Bob se volvió hacia la clase.

—Atended, chicos. Hoy tenemos una visita muy especial. Una persona que ha venido a darnos una charla.

El señor Beeston se detuvo ante la clase sosteniendo una gran bolsa en la mano.

—Muy bien, niños —empezó—. Escuchad atentamente. Voy a hablaros de los faros... y de los peligros del mar. —Abrió la bolsa—. Pero antes, os invito a una rosquilla...
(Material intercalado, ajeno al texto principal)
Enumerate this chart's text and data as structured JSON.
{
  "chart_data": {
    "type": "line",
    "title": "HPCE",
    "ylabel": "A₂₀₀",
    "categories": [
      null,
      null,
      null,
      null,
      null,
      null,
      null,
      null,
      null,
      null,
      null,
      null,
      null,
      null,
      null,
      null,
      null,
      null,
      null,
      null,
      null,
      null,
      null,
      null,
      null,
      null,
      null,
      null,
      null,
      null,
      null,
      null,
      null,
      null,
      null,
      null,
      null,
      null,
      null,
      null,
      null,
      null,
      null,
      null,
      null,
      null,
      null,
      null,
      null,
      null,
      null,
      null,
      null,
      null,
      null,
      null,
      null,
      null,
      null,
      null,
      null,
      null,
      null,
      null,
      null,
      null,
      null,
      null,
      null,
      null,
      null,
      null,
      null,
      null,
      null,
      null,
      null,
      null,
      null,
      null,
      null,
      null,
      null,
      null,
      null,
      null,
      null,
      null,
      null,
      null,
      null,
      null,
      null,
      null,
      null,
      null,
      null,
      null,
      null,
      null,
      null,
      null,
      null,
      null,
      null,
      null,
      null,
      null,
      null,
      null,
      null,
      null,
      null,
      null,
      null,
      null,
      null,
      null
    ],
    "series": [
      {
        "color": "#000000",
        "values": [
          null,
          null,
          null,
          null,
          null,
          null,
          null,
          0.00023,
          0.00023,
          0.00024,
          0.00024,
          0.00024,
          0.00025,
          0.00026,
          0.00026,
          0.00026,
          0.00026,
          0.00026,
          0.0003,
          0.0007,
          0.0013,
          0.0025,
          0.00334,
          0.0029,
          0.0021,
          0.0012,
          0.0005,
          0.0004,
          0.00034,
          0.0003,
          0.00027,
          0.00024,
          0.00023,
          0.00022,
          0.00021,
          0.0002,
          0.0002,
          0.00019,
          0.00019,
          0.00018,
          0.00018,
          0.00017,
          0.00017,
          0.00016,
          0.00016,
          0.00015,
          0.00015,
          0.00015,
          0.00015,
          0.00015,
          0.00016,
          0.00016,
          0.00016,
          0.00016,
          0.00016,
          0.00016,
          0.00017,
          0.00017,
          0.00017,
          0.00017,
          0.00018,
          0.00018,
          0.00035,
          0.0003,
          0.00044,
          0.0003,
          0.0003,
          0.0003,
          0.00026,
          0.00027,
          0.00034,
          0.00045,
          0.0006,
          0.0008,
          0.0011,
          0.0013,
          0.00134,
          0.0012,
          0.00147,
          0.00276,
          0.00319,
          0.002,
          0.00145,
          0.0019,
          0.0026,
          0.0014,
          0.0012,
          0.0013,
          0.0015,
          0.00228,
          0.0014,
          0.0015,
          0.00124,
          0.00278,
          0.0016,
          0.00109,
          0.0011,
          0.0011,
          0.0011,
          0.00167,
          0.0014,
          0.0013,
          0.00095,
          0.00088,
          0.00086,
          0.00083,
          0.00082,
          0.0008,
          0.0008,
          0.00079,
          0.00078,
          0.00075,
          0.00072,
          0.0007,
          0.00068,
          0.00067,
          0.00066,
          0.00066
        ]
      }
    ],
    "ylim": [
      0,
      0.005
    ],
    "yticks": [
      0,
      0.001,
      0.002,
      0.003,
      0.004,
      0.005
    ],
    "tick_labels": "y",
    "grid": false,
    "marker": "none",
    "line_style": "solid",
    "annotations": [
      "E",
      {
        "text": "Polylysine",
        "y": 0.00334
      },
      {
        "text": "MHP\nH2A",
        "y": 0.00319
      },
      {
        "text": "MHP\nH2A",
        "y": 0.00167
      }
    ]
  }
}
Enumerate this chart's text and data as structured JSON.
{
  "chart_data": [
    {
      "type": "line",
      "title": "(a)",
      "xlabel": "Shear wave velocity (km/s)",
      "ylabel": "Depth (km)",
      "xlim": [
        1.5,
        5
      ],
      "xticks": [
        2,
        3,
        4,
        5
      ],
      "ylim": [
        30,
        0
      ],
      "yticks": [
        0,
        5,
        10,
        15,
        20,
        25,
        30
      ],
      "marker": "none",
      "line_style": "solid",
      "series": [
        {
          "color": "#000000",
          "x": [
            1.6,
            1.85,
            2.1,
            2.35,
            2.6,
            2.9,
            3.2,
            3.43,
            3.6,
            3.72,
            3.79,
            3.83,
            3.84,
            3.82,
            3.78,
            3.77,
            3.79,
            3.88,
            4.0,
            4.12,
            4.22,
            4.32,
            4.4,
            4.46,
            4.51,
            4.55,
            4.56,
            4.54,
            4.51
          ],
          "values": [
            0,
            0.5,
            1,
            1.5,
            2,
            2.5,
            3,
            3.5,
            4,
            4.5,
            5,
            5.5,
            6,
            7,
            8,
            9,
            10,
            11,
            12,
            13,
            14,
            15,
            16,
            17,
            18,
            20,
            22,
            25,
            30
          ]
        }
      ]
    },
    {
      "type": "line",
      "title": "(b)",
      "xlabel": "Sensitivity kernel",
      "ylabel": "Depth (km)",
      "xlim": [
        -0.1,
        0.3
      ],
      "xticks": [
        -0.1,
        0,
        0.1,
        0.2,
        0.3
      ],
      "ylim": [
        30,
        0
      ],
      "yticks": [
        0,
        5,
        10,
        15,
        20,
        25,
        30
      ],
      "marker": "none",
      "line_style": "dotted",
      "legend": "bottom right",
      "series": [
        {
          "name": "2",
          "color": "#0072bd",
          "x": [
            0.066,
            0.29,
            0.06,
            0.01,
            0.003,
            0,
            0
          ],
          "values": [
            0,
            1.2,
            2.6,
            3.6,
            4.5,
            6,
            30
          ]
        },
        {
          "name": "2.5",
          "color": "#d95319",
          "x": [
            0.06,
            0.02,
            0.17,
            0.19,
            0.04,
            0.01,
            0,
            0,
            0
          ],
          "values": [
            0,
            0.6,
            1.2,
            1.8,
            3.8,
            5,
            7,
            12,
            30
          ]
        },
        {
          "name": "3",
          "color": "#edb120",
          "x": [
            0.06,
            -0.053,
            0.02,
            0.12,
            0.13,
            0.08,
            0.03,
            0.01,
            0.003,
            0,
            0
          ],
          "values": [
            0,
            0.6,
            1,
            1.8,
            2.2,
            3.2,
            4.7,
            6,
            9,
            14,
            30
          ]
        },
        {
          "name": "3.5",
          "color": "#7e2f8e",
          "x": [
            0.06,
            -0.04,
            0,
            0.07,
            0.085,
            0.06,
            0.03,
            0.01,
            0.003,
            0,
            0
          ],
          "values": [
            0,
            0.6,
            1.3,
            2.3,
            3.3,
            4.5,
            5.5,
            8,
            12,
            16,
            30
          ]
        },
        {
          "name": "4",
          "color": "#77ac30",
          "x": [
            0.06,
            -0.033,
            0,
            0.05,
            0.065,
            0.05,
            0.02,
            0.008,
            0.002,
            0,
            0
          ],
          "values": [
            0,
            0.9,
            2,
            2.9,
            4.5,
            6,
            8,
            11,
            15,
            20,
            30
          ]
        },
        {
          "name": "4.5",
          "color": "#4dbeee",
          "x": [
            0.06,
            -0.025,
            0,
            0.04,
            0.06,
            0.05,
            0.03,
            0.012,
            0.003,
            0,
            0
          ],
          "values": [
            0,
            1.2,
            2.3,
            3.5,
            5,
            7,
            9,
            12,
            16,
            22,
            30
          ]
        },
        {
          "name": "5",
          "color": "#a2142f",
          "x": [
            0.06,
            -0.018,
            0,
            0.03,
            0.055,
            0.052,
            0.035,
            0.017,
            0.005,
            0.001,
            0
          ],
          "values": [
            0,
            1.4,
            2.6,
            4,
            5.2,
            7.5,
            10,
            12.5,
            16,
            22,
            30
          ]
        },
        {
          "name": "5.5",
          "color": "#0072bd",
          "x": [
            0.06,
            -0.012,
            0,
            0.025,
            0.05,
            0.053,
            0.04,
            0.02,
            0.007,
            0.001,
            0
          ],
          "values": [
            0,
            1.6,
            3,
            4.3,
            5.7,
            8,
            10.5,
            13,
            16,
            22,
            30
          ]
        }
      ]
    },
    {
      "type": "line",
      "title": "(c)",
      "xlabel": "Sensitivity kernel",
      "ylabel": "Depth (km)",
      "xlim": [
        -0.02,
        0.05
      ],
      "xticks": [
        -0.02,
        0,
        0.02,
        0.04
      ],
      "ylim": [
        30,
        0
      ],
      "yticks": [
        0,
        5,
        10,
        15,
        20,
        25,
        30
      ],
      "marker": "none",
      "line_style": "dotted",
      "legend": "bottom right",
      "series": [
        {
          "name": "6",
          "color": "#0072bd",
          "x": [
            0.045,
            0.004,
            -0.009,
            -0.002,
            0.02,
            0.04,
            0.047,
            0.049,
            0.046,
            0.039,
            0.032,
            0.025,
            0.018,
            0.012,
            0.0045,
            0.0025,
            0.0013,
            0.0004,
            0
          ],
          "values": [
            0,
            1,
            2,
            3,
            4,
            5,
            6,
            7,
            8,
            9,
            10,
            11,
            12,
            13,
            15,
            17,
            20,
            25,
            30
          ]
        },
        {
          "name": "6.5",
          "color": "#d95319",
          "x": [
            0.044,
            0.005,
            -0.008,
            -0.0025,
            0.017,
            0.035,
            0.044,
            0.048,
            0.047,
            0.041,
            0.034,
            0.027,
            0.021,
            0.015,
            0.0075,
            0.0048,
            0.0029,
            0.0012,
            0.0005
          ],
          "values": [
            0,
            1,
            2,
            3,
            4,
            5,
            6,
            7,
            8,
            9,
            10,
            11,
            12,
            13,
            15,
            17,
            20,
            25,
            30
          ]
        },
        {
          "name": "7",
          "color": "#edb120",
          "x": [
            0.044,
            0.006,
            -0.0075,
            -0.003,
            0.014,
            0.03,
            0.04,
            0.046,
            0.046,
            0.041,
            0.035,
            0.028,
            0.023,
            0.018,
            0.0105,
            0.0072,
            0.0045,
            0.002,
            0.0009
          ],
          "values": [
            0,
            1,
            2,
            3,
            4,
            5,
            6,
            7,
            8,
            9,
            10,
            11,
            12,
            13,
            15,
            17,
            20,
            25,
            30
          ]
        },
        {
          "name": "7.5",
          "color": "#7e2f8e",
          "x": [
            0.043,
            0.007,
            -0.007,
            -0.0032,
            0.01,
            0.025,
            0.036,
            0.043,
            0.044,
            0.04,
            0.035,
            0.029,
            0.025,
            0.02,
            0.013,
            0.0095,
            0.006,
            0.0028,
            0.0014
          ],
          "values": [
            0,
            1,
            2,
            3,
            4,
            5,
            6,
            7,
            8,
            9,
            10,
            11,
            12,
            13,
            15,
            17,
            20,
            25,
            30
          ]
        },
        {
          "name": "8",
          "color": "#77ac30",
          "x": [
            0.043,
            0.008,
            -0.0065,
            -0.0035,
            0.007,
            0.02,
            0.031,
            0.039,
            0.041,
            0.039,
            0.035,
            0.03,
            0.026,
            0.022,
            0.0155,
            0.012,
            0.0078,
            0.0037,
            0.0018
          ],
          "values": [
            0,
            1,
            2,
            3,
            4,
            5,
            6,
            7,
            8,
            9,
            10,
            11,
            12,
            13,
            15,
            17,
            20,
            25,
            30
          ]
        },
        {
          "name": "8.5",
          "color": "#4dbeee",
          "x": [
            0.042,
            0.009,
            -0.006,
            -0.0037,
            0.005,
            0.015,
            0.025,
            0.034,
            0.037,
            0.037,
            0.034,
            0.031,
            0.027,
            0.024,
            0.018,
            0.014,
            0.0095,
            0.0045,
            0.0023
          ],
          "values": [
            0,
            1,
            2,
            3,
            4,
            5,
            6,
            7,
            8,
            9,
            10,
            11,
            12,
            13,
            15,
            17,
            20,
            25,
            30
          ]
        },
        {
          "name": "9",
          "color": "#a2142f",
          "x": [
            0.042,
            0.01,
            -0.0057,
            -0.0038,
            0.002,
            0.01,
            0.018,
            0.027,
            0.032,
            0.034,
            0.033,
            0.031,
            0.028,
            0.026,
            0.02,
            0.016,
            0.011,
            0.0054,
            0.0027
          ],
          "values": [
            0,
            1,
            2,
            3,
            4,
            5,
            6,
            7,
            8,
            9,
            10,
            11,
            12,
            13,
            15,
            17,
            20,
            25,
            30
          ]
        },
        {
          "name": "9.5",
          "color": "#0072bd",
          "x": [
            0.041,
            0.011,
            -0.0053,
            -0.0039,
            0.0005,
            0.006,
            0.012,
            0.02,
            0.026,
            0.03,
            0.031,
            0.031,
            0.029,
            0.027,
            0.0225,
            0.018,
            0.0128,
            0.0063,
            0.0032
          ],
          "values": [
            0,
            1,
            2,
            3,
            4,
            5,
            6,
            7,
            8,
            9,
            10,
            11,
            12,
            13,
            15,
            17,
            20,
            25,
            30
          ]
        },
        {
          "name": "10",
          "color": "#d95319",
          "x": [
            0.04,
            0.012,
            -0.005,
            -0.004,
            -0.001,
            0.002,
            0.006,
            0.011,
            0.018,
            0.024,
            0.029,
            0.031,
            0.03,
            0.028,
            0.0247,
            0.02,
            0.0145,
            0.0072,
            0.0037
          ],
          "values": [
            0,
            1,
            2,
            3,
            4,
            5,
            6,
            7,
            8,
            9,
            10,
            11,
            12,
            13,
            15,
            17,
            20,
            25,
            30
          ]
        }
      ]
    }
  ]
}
Me escabullí de la piscina sin hacer ruido mientras el señor Beeston acaparaba la atención de toda la clase. Era casi como si se hubieran olvidado de mí. ¡Muy pronto lo harían!

—Gracias —le dije, moviendo los labios sin hablar mientras pasaba por detrás de la clase. El señor Beeston asintió solemnemente a modo de respuesta.

Me fui a los vestuarios, me cambié rápidamente y salí sin que me vieran. Una vez fuera, eché un último vistazo al edificio y sonreí.

—Adiós, séptimo C... —murmuré. Luego di media vuelta y me fui.

Partimos aquella noche. Mamá, papá y yo, rumbo a un mundo desconocido. Nadie sabía qué nos esperaba allí. Mi única certeza era que mi vida como sirena acababa de empezar.

Pero recordad, debéis guardarme el secreto.